Red Sox starter Chris Sale says he is healthy and ready for spring training after a bicycle injury.

Red Sox starter Chris Sale says he is healthy and ready for spring training after a bicycle injury.

This has been a challenging offseason for the Boston Red Sox. They secured local star Rafael Devers and signed seven free agents to major league contracts, including Kenley Jansen and Masataka Yoshida, but also lost Xander Bogaerts to free agency and Trevor Story to elbow surgery. When the property and front office faced fans at the team’s winter weekend event on Friday, they were greeted with loud boos. The fanbase is unhappy, and it’s understandable.

However, it’s not all bad news for Red Sox nation. Former ace Chris Sale is fully recovered from last year’s injuries and will be ready to play when spring training begins next month, Winter Weekend said. From the boston globe:

“We’re good. Humpty Dumpty’s back together,” Sale said Saturday during the Red Sox’s winter weekend event.

Sale was almost giddy positive during a 20-minute conversation with reporters, joking that he will turn 34 in March but his arm is only 30 years old after so much inactivity.

“I’m very, very excited to move on,” Sale said. “This is the first spring training I’ve been able to be excited about in a long time. I’m very thankful for that.

Sale has made just 11 starts and pitched just 48 1/3 innings in the majors over the past three seasons due to a variety of injuries. He underwent Tommy John surgery in March 2020, fractured a rib during last offseason’s owner-initiated lockout and then broke a finger in a comeback in his second start. Sale’s 2022 ended when he broke his wrist in a bicycle accident following the finger injury.

When healthy, Sale has been one of the dominant pitchers in the game since making his MLB debut in August 2010, just a few weeks after taking the 13th pick in the draft. You have to go back to 2018 to see his last full and healthy season, though, and it’s fair to wonder how effective he can be after so many injuries. Plus, now that his 34th birthday is approaching, Sale is at the point where a normal age-related decline is possible.

One thing is for sure: The Red Sox need Sale to be healthy and effective in 2022. Their rotation isn’t especially deep right now. Boston’s rotation depth chart looks something like this:

  1. LHP Chris Sale (11 starts in the past three years)
  2. RHP Nick Pivetta (the staff workhorse)
  3. RHP Corey Kluber (turns 37 in April)
  4. LHP James Paxton (six starts in the last three years and none since April 2021)
  5. RHP Garrett Whitlock (turned reliever coming off hip surgery)
  6. RHP Brayan Bello (career-high 157 1/2 innings in 2022)
  7. RHP Josh Winckowski (47 runs allowed and just 44 strikeouts in 70 1/3 MLB innings in 2022)

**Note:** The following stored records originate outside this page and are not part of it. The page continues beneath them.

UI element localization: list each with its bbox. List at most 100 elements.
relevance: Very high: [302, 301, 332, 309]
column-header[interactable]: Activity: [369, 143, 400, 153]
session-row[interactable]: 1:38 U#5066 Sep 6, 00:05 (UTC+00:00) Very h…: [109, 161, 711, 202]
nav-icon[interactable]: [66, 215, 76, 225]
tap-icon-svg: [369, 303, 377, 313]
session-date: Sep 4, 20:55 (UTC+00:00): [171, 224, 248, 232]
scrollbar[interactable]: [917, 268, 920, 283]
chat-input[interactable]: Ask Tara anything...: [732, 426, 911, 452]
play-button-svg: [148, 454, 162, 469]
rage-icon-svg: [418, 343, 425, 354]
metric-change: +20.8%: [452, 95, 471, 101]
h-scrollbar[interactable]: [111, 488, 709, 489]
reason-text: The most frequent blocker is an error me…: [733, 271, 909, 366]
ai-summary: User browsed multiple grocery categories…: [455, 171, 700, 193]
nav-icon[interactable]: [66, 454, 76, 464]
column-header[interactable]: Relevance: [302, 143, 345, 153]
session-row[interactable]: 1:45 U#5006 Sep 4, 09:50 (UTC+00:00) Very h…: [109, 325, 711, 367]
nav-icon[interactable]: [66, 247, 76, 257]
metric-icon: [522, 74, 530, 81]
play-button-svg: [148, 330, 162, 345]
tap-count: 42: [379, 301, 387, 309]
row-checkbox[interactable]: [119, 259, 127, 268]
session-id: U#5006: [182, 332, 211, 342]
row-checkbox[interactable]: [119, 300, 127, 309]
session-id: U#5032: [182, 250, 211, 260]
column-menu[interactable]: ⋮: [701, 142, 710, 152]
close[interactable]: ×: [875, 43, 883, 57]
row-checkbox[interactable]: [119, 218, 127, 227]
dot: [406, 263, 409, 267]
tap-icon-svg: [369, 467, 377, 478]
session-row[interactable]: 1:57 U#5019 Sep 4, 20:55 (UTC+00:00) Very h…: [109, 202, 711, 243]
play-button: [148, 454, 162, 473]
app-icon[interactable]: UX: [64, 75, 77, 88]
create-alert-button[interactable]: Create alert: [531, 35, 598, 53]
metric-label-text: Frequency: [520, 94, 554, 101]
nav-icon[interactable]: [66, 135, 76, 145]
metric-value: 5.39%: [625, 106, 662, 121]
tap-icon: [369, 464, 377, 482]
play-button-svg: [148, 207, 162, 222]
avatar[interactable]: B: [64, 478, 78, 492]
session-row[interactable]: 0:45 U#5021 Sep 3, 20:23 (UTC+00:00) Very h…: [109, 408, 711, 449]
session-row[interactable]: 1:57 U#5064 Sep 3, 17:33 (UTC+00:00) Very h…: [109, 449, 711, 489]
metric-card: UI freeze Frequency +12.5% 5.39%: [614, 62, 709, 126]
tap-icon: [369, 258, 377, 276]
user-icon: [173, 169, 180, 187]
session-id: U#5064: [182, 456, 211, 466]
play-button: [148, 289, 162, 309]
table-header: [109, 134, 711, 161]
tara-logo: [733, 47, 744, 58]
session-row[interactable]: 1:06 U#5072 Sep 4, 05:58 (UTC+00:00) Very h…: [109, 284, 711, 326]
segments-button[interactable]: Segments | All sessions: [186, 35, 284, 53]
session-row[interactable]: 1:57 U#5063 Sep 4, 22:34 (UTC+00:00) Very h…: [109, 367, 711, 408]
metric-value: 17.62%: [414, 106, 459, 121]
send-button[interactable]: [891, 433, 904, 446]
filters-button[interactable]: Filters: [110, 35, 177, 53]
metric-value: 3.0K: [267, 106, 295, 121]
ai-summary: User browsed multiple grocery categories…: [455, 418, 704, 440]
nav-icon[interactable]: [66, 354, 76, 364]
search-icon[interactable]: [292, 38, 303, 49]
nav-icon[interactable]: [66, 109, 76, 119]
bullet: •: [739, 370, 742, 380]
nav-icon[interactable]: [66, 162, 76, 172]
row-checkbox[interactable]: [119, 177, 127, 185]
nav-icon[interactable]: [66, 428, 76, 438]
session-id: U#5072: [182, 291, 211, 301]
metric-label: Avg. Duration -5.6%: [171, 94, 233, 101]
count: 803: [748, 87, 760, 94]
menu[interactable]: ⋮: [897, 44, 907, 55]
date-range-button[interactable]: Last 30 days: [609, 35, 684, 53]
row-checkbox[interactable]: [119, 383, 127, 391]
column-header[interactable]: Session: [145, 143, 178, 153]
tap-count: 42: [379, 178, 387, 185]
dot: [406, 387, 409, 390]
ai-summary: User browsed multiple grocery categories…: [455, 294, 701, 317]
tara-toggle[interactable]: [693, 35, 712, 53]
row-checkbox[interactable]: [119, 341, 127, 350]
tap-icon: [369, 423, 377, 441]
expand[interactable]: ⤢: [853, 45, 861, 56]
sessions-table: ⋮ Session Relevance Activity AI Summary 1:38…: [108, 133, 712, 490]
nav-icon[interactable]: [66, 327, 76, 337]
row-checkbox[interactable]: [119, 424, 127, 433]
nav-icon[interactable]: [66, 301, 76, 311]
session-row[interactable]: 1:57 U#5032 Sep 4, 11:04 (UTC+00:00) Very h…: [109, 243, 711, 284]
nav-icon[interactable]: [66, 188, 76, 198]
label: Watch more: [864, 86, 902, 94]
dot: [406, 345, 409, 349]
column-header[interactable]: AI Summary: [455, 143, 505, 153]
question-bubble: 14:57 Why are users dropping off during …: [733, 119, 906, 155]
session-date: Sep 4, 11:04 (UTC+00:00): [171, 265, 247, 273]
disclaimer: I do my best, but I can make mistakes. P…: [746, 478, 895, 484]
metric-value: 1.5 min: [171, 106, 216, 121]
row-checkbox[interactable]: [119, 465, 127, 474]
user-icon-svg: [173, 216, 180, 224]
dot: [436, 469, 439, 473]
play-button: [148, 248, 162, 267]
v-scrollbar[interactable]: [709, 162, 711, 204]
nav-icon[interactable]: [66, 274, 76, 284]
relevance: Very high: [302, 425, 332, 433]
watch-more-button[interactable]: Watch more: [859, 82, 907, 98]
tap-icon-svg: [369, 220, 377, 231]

Kluber, soon to be 37, and young Mr. Bello are the best bets for innings — not even quality innings, necessarily, just innings — behind Pivetta in 2023. The Red Sox lost Nathan Eovaldi and Michael. Wacha to free agency, remember. They’ve only signed Kluber to replace them, and they’re relying on Sale and Paxton to stay on the field, among other things.

I guess the good news is that several of Sale’s injuries have been random. Getting hit by a comeback is bad luck and falling off a bike can be avoided, you know, by not riding a bike. This isn’t, say, Paxton, who has had one arm injury after another. I wouldn’t bet against Sale being very effective as long as he’s healthy, and right now, he’s healthy and ready for spring training.

“I owe something to these people, I owe them all”, Sale told “I owe my teammates the starting pitcher they thought they were going to get. I owe the front office the starting pitcher they paid for, and I owe the fans the performances they’re paying to come see.”